Jo: An FDR is a Financial Dispute Resolution hearing and it’s where the Judge has all in the information s/he needs to make a decision and they give an indication of what they would do if they were adjudicating this case. It is though possible to force a kind of FDR in TOLATA proceedings. Under Civil Procedure Rules 3.1(2)(m) ‘to take any other step or make any other order for the purpose of managing the case and furthering the overriding objective, including hearing an Early Neutral Evaluation with the aim of helping the parties settle the case.’ The ENE here is broadly equivalent to an FDR.I have successfully argued for this and the parties did settle very soon afterwards. I suppose the risk is that it’s an extra hearing to pay for and there is a risk is that one of the parties ignores the indication of the Judge and the case continues in its expensive way!
Jo: Do you think the Covid19 crisis has changed the way this kind of case is settled?
Graeme: During the 2020 CoVid19 lockdown, parties have been encouraged to have their FDRs done privately and remotely, and we can expect this to become more of the norm in future, given the current pressure on Court resources. The private FDRs can take place at solicitors’ offices or barristers’ chambers.
Jo: Yes, I have found private FDR’s very good value. The parties choose and pay for someone to give an indication of what might happen in a Judgment. The cost is very cheap compared to continuing with a court case, the court closures and court delays (often the court simply cancels a hearing the day before!).
How would changing the law by introducing cohabitation remedies as part of family law reform make a difference to the use of DR processes?

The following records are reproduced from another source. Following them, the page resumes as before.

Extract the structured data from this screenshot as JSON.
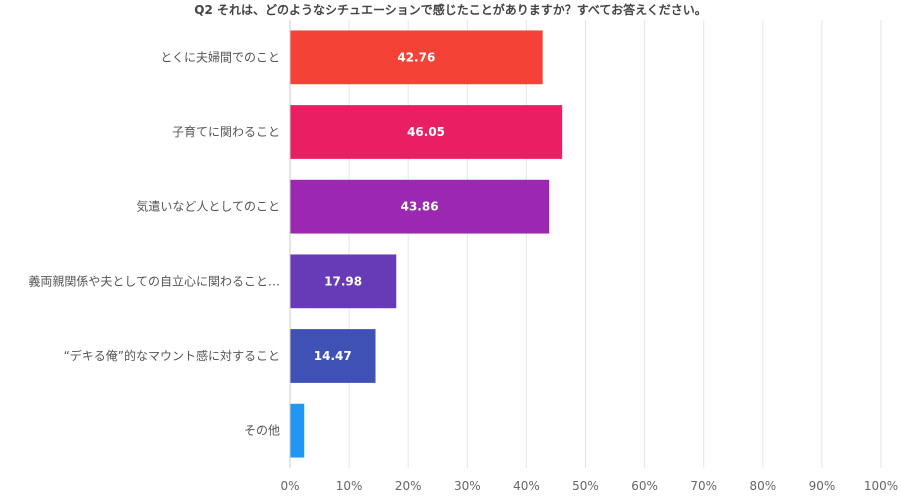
{
  "chart_data": {
    "type": "bar",
    "orientation": "horizontal",
    "title": "Q2 それは、どのようなシチュエーションで感じたことがありますか？すべてお答えください。",
    "categories": [
      "とくに夫婦間でのこと",
      "子育てに関わること",
      "気遣いなど人としてのこと",
      "義両親関係や夫としての自立心に関わること…",
      "“デキる俺”的なマウント感に対すること",
      "その他"
    ],
    "values": [
      42.76,
      46.05,
      43.86,
      17.98,
      14.47,
      2.41
    ],
    "value_labels": [
      "42.76",
      "46.05",
      "43.86",
      "17.98",
      "14.47",
      ""
    ],
    "colors": [
      "#f44336",
      "#e91e63",
      "#9c27b0",
      "#673ab7",
      "#3f51b5",
      "#2196f3"
    ],
    "xlim": [
      0,
      100
    ],
    "xticks": [
      "0%",
      "10%",
      "20%",
      "30%",
      "40%",
      "50%",
      "60%",
      "70%",
      "80%",
      "90%",
      "100%"
    ],
    "grid": true,
    "legend": "none"
  }
}
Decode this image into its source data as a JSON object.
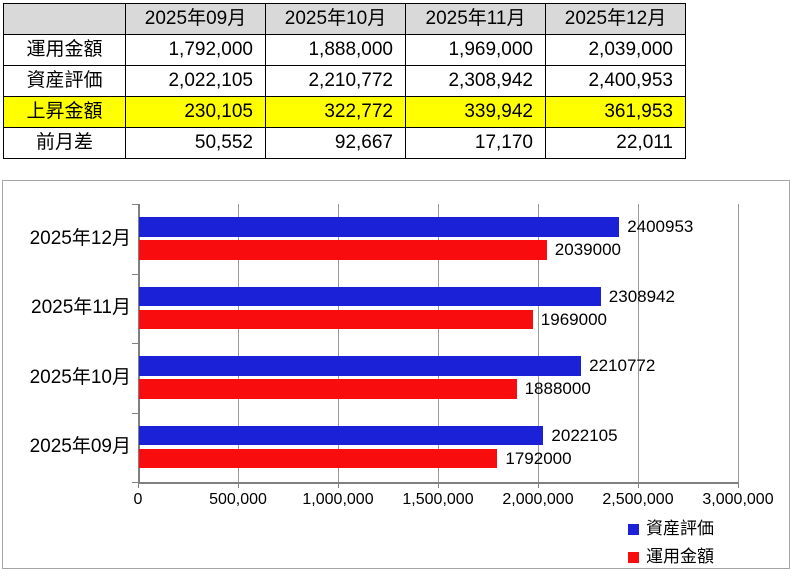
{
  "table": {
    "corner_label": "",
    "columns": [
      "2025年09月",
      "2025年10月",
      "2025年11月",
      "2025年12月"
    ],
    "rows": [
      {
        "label": "運用金額",
        "values": [
          "1,792,000",
          "1,888,000",
          "1,969,000",
          "2,039,000"
        ],
        "highlight": false
      },
      {
        "label": "資産評価",
        "values": [
          "2,022,105",
          "2,210,772",
          "2,308,942",
          "2,400,953"
        ],
        "highlight": false
      },
      {
        "label": "上昇金額",
        "values": [
          "230,105",
          "322,772",
          "339,942",
          "361,953"
        ],
        "highlight": true
      },
      {
        "label": "前月差",
        "values": [
          "50,552",
          "92,667",
          "17,170",
          "22,011"
        ],
        "highlight": false
      }
    ],
    "colors": {
      "header_bg": "#d9d9d9",
      "highlight_bg": "#ffff00",
      "border": "#000000"
    }
  },
  "chart_data": {
    "type": "bar",
    "orientation": "horizontal",
    "title": "",
    "categories": [
      "2025年12月",
      "2025年11月",
      "2025年10月",
      "2025年09月"
    ],
    "series": [
      {
        "name": "資産評価",
        "color": "#1a21d6",
        "values": [
          2400953,
          2308942,
          2210772,
          2022105
        ]
      },
      {
        "name": "運用金額",
        "color": "#f80c0e",
        "values": [
          2039000,
          1969000,
          1888000,
          1792000
        ]
      }
    ],
    "xlim": [
      0,
      3000000
    ],
    "x_tick_values": [
      0,
      500000,
      1000000,
      1500000,
      2000000,
      2500000,
      3000000
    ],
    "x_tick_labels": [
      "0",
      "500,000",
      "1,000,000",
      "1,500,000",
      "2,000,000",
      "2,500,000",
      "3,000,000"
    ],
    "grid": true,
    "data_labels": true,
    "legend_position": "bottom-right",
    "colors": {
      "axis": "#808080",
      "gridline": "#9a9a9a",
      "plot_border": "#a6a6a6"
    }
  }
}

Graeme: All these concepts would work a lot better if this area of law were reformed so that it is more discretionary using family law concepts, and that decisions are not purely determined by the court’s assessment of whose evidence it prefers. Despite the fact that cohabitation is the fastest growing family type in the country, until now, legislative reform in recent years has focussed on providing equality of rights rather than protection from hardship. Anticipated and forthcoming changes to improve welfare benefit rights for bereaved cohabitants suggest small moves in the right direction, but only wholesale reform would place cohabitants on a sufficiently fairer footing to enable the DR concepts described above to work better in achieve better and fairer outcomes for separating unmarried families. To enable unmarried couples to achieve a fairer outcome for them and their children, through use of DR processes, the law needs to be made fairer and clearer first so that it is fit for purpose.
Jo: Thanks Graeme for your contribution to this blog and your tireless work in the area of cohabitation law reform.